Monday, September 10th, 2012

Just from reading the name, most people in Oregon City can figure out what whole home air filtration systems do. But what many people don’t know is where they are placed in your house and how they actually filter the air. There are many different kinds of home air filtration systems and each one cleans your air in a different way.

Mechanical Air Filters

Air filters are installed as part of your heating and air conditioning system. They are most commonly installed in the air handler that distributes clean air to the rest of your house. As the air passes through the filter, particulates, bacteria and viruses, pollen, pet dander and other contaminates are trapped and removed from your air supply. Depending upon your needs, the filters come in varying sizes: some are designed to filter very tiny contaminates like viruses, while others are made to trap larger particulates like dust. Ask the experts at Clean Air Act, Inc. which filter is right for your Oregon City home air filtration needs.

Electronic Air Filters

Electronic air cleaners differ from mechanical air filters in that they use an electronic charge to trap particles similar to the way static electricity works. There are several types of electronic air filters. Electrostatic precipitators are installed in your air handler where they draw air across an ionized section of the filter and attach a positive electrical charge to the particles in the air. These charged particles are attracted to, and accumulate on, negatively charged collector plates.

Ion generators, another type of electronic filter, work in a similar way but without the collector plates. These devices emit charged ions into the air where they attach to other particles and collect on objects like furniture, walls or the ground.

Oregon City Home Air Filtration Installation Experts

Your family deserves to breathe clean air. For people suffering from existing respiratory problems, air filtration can be a necessity. Whole home filtration systems can reduce allergy flare-ups that result from pollen, dust and other pollutants like pet dander. Many homes in the Oregon City area are well-insulated which can leave little room for ventilation of normal allergens. Clean Air Act, Inc. has a full range of products that can remove pollutants from your air and ensure that you and your family are comfortable all year long.

For more information about improving the air quality in your Oregon City home with products such as an Aprilaire Air Cleaning system, give Clean Air Act, Inc. a call today!

Plants & Indoor Air Quality

Wednesday, November 2nd, 2011

In our Molalla elementary school, we were taught that plants are the “lungs of the Earth.” They remove carbon dioxide from the air and release oxygen, which is great because it is the exact opposite of our respiratory process. They also clean the air in the process, like natural air pollution scrubbers, improving the quality of the air around them.

Given this, it’s not surprising that people have sought to harness the respiratory power of plants to improve air quality in their homes. One study by the National Aeronautics and Space Administration (NASA) in the 1980s even identified the best plants for improving indoor air quality.

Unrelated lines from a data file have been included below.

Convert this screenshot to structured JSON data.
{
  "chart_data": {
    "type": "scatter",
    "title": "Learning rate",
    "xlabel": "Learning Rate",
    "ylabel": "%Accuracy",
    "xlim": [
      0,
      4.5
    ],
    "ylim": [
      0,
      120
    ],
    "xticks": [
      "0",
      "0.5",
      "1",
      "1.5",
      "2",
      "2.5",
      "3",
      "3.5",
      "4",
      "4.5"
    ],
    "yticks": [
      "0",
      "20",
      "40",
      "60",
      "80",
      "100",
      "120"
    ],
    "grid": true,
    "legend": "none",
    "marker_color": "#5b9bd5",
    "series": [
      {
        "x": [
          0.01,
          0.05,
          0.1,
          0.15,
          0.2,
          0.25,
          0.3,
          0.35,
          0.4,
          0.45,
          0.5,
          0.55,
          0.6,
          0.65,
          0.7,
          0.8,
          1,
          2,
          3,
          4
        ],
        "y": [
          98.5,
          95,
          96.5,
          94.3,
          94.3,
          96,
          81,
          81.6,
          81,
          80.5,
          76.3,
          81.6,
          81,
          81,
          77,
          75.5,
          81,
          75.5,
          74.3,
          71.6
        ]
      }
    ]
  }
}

This seems like great news for people who suffer from asthma or allergies, or who just want a natural way to purify the air in their homes. However, plants are not without their drawbacks. It is not a simple as to just bring a plant into the home. A plant is really an entire ecosystem, with many other organisms latched on for dear life. There are bacteria in the soil, for one, and there may be bugs or fungi in the soil or on the plant that you can’t even see.

Most of these are harmless, but not always. The fungus can be a problem, for example, if the spores get into the air. This can make allergies and asthma worse, not better.

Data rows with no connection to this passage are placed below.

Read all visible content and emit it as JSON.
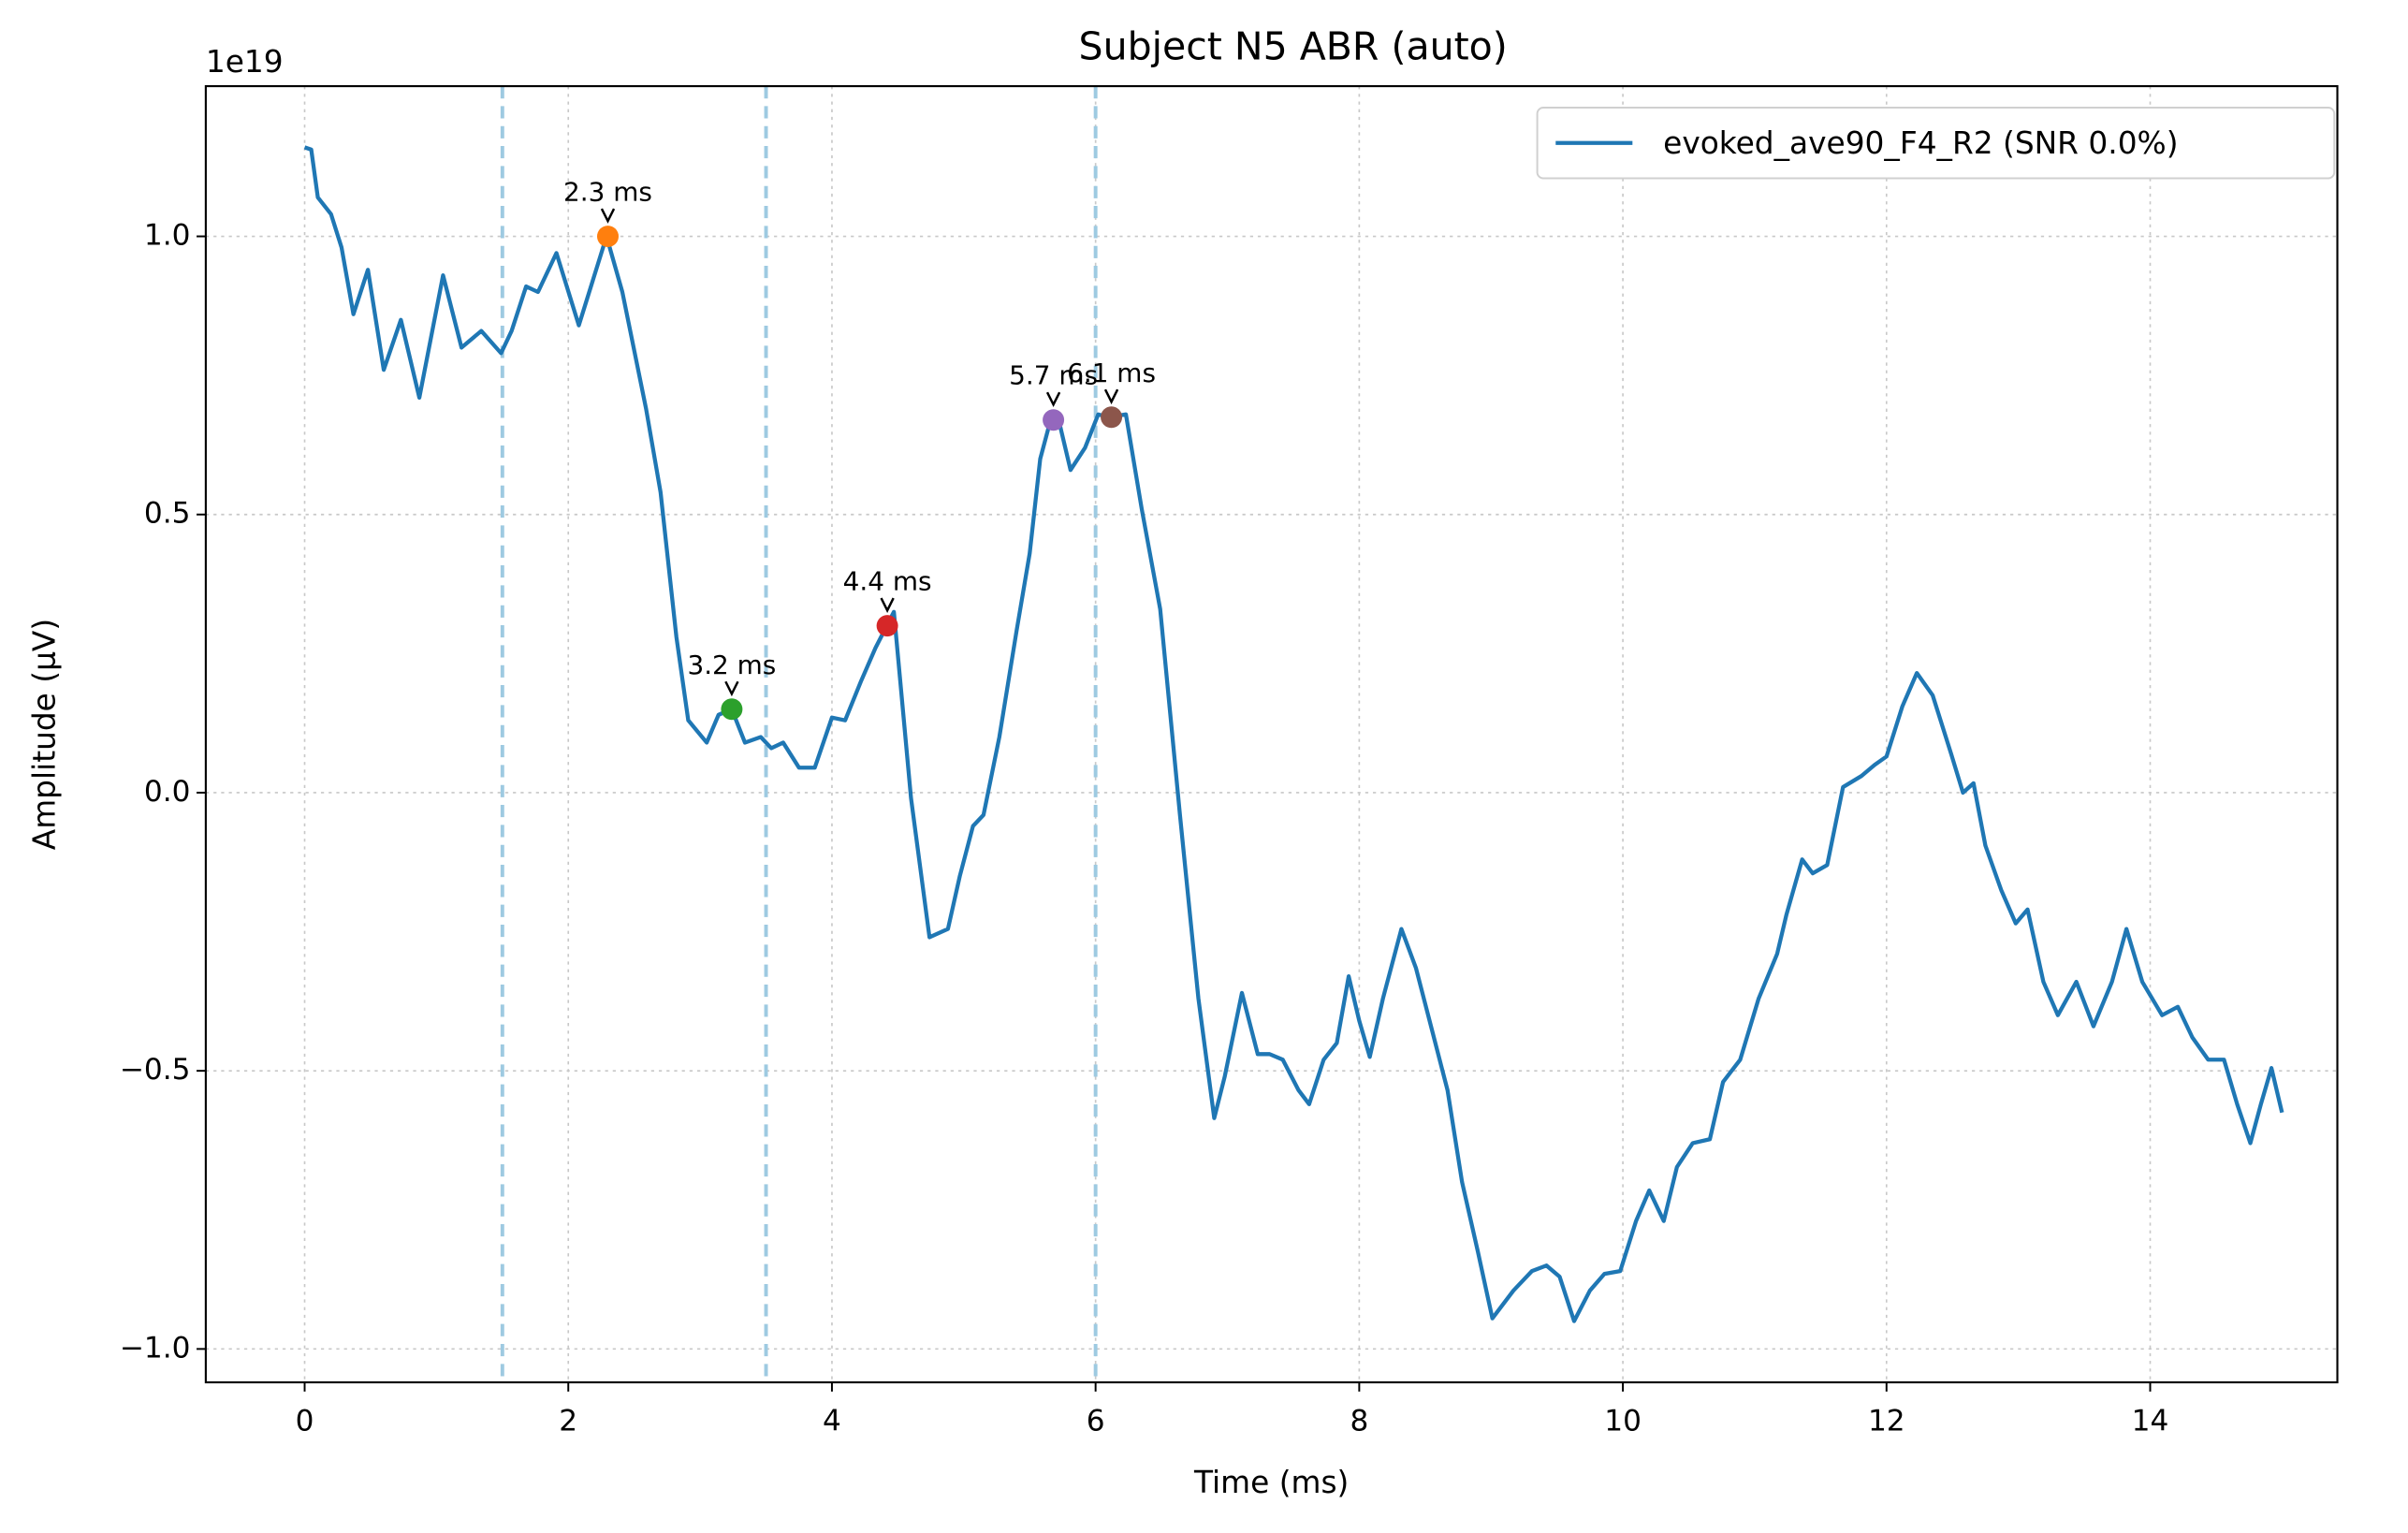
{
  "chart_data": {
    "type": "line",
    "title": "Subject N5 ABR (auto)",
    "x_label": "Time (ms)",
    "y_label": "Amplitude (µV)",
    "y_offset_label": "1e19",
    "xlim": [
      -0.75,
      15.42
    ],
    "ylim": [
      -1.06,
      1.27
    ],
    "xticks": [
      0,
      2,
      4,
      6,
      8,
      10,
      12,
      14
    ],
    "yticks": [
      {
        "value": -1.0,
        "label": "−1.0"
      },
      {
        "value": -0.5,
        "label": "−0.5"
      },
      {
        "value": 0.0,
        "label": "0.0"
      },
      0.5,
      {
        "value": 1.0,
        "label": "1.0"
      }
    ],
    "grid": true,
    "legend_position": "upper-right",
    "vlines": {
      "color": "#9ecae1",
      "x": [
        1.5,
        3.5,
        6.0
      ]
    },
    "series": [
      {
        "name": "evoked_ave90_F4_R2 (SNR 0.0%)",
        "color": "#1f77b4",
        "x": [
          0,
          0.05,
          0.1,
          0.2,
          0.28,
          0.37,
          0.48,
          0.6,
          0.73,
          0.87,
          1.05,
          1.19,
          1.34,
          1.49,
          1.57,
          1.68,
          1.77,
          1.91,
          2.08,
          2.29,
          2.41,
          2.59,
          2.7,
          2.82,
          2.91,
          3.05,
          3.14,
          3.24,
          3.34,
          3.46,
          3.54,
          3.63,
          3.75,
          3.87,
          4.0,
          4.1,
          4.22,
          4.33,
          4.47,
          4.6,
          4.74,
          4.88,
          4.97,
          5.07,
          5.15,
          5.27,
          5.4,
          5.5,
          5.58,
          5.67,
          5.73,
          5.81,
          5.92,
          6.02,
          6.1,
          6.23,
          6.35,
          6.49,
          6.64,
          6.78,
          6.9,
          6.98,
          7.11,
          7.23,
          7.32,
          7.42,
          7.54,
          7.62,
          7.73,
          7.83,
          7.92,
          8.0,
          8.08,
          8.18,
          8.32,
          8.43,
          8.55,
          8.67,
          8.78,
          8.9,
          9.01,
          9.17,
          9.31,
          9.42,
          9.52,
          9.63,
          9.75,
          9.86,
          9.98,
          10.1,
          10.2,
          10.31,
          10.41,
          10.53,
          10.66,
          10.76,
          10.89,
          11.03,
          11.17,
          11.24,
          11.36,
          11.44,
          11.55,
          11.67,
          11.81,
          11.91,
          12.0,
          12.12,
          12.23,
          12.35,
          12.49,
          12.58,
          12.66,
          12.75,
          12.87,
          12.98,
          13.07,
          13.19,
          13.3,
          13.44,
          13.57,
          13.71,
          13.82,
          13.94,
          14.09,
          14.21,
          14.32,
          14.44,
          14.56,
          14.66,
          14.76,
          14.84,
          14.92,
          15.0
        ],
        "values": [
          1.16,
          1.156,
          1.07,
          1.04,
          0.98,
          0.86,
          0.94,
          0.76,
          0.85,
          0.71,
          0.93,
          0.8,
          0.83,
          0.79,
          0.83,
          0.91,
          0.9,
          0.97,
          0.84,
          1.0,
          0.9,
          0.69,
          0.54,
          0.28,
          0.13,
          0.09,
          0.14,
          0.15,
          0.09,
          0.1,
          0.08,
          0.09,
          0.045,
          0.045,
          0.135,
          0.13,
          0.2,
          0.26,
          0.325,
          -0.01,
          -0.26,
          -0.245,
          -0.15,
          -0.06,
          -0.04,
          0.1,
          0.29,
          0.43,
          0.6,
          0.68,
          0.66,
          0.58,
          0.62,
          0.68,
          0.675,
          0.68,
          0.51,
          0.33,
          -0.04,
          -0.37,
          -0.585,
          -0.51,
          -0.36,
          -0.47,
          -0.47,
          -0.48,
          -0.535,
          -0.56,
          -0.48,
          -0.45,
          -0.33,
          -0.41,
          -0.475,
          -0.37,
          -0.245,
          -0.315,
          -0.425,
          -0.535,
          -0.7,
          -0.825,
          -0.945,
          -0.895,
          -0.86,
          -0.85,
          -0.87,
          -0.95,
          -0.895,
          -0.865,
          -0.86,
          -0.77,
          -0.715,
          -0.77,
          -0.673,
          -0.63,
          -0.623,
          -0.52,
          -0.48,
          -0.37,
          -0.29,
          -0.22,
          -0.12,
          -0.145,
          -0.13,
          0.01,
          0.03,
          0.05,
          0.065,
          0.155,
          0.215,
          0.175,
          0.07,
          0.0,
          0.017,
          -0.095,
          -0.175,
          -0.235,
          -0.21,
          -0.34,
          -0.4,
          -0.34,
          -0.42,
          -0.34,
          -0.245,
          -0.34,
          -0.4,
          -0.385,
          -0.44,
          -0.48,
          -0.48,
          -0.56,
          -0.63,
          -0.56,
          -0.495,
          -0.575
        ]
      }
    ],
    "peaks": [
      {
        "label": "2.3 ms",
        "x": 2.3,
        "y": 1.0,
        "color": "#ff7f0e"
      },
      {
        "label": "3.2 ms",
        "x": 3.24,
        "y": 0.15,
        "color": "#2ca02c"
      },
      {
        "label": "4.4 ms",
        "x": 4.42,
        "y": 0.3,
        "color": "#d62728"
      },
      {
        "label": "5.7 ms",
        "x": 5.68,
        "y": 0.67,
        "color": "#9467bd"
      },
      {
        "label": "6.1 ms",
        "x": 6.12,
        "y": 0.675,
        "color": "#8c564b"
      }
    ]
  }
}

That doesn’t mean you have to toss out that nice spider plant or Boston fern in the garbage, however. After all, it is probably doing a great job of filtering out some inorganic pollutants, it’s increasing the oxygen concentration of the room and it looks nice. Instead of getting rid of it, just give it a partner.

Adding an air cleaner like a fan with a filter can help purge the organic gunk that may be coming from the plant, while the plant is taking care of the other stuff. The result is cleaner, better air, which can be a relief to asthma and allergy sufferers.